Subject: | workaround bug in HTML::TreeBuilder::XPath |
As reported here: https://rt.cpan.org/Public/Bug/Display.html?id=81722
HTML::TreeBuilder lowercases the attribute names in the resulting HTML
tree, but HTML::TreeBuilder::XPath doesn't bother to lowercase the
attribute names in the selector, so if the user tries to select based
upon the original-cased version of the attribute name, and it was
anything other than all-lowercase, the match would fail.

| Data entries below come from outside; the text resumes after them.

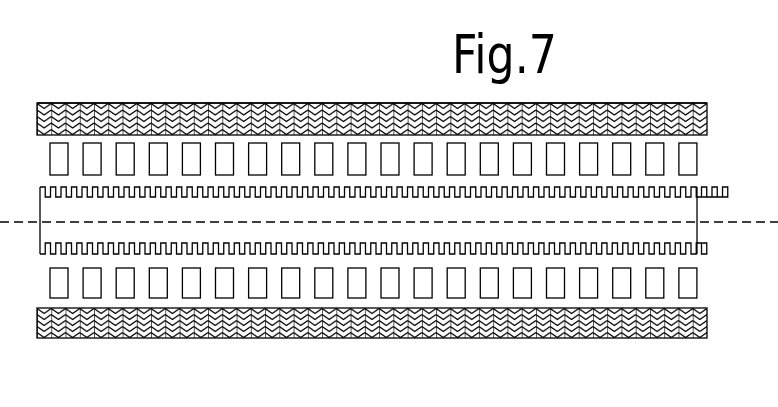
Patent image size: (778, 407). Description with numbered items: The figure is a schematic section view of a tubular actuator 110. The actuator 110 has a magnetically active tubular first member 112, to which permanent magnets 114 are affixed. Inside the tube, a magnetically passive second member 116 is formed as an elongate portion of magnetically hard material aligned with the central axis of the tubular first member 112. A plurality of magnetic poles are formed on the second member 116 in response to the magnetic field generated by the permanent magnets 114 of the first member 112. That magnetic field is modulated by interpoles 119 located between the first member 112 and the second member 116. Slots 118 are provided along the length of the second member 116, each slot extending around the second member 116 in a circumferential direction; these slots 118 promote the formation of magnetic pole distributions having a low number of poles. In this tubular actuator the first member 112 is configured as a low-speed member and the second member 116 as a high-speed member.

The actuator 110 is at (123, 98).
The first member 112 is at (270, 98).
The permanent magnets 114 is at (392, 105).
The second member 116 is at (658, 235).
The slots 118 is at (384, 156).
The interpoles 119 is at (368, 318).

The author of HTML::TreeBuilder::XPath apparently doesn't think this is
a bug, as he thinks it will suffice to document this in
HTML::TreeBuilder, which isn't going to help somebody using a
higher-level module, like Web::Scraper.
Here is a test case demonstrating the issue in HTML::TreeBuilder::XPath:
https://rt.cpan.org/Ticket/Attachment/1149252/604410/d.pl
This can be worked around in HTML::Selector::XPath with the attached patch.
Subject: | lcattr.diff |
diff -Naur lib/HTML/Selector/XPath.pm /tmp/lib/HTML/Selector/XPath.pm
--- lib/HTML/Selector/XPath.pm 2012-10-01 17:18:02.000000000 +0000
+++ /tmp/lib/HTML/Selector/XPath.pm 2012-12-06 06:36:07.000000000 +0000
@@ -50,6 +50,8 @@
sub convert_attribute_match {
my ($left,$op,$right) = @_;
+ $left = lc $left;
+
# negation (e.g. [input!="text"]) isn't implemented in CSS, but include it anyway:
if ($op eq '!=') {
"\@$left!='$right'";
@@ -166,7 +168,7 @@
push @parts, '*';
$tag_index = $#parts;
};
- push @parts, "[\@$1]";
+ push @parts, "[\@\L$1]";
} elsif ($rule =~ $reg->{badattr}) {
Carp::croak "Invalid attribute-value selector '$rule'";
}
@@ -177,7 +179,7 @@
if ($sub_rule =~ s/$reg->{attr2}//) {
push @parts, "[not(", convert_attribute_match( $1, $2, $^N ), ")]";
} elsif ($sub_rule =~ s/$reg->{attr1}//) {
- push @parts, "[not(\@$1)]";
+ push @parts, "[not(\@\L$1)]";
} elsif ($rule =~ $reg->{badattr}) {
Carp::croak "Invalid attribute-value selector '$rule'";
} else {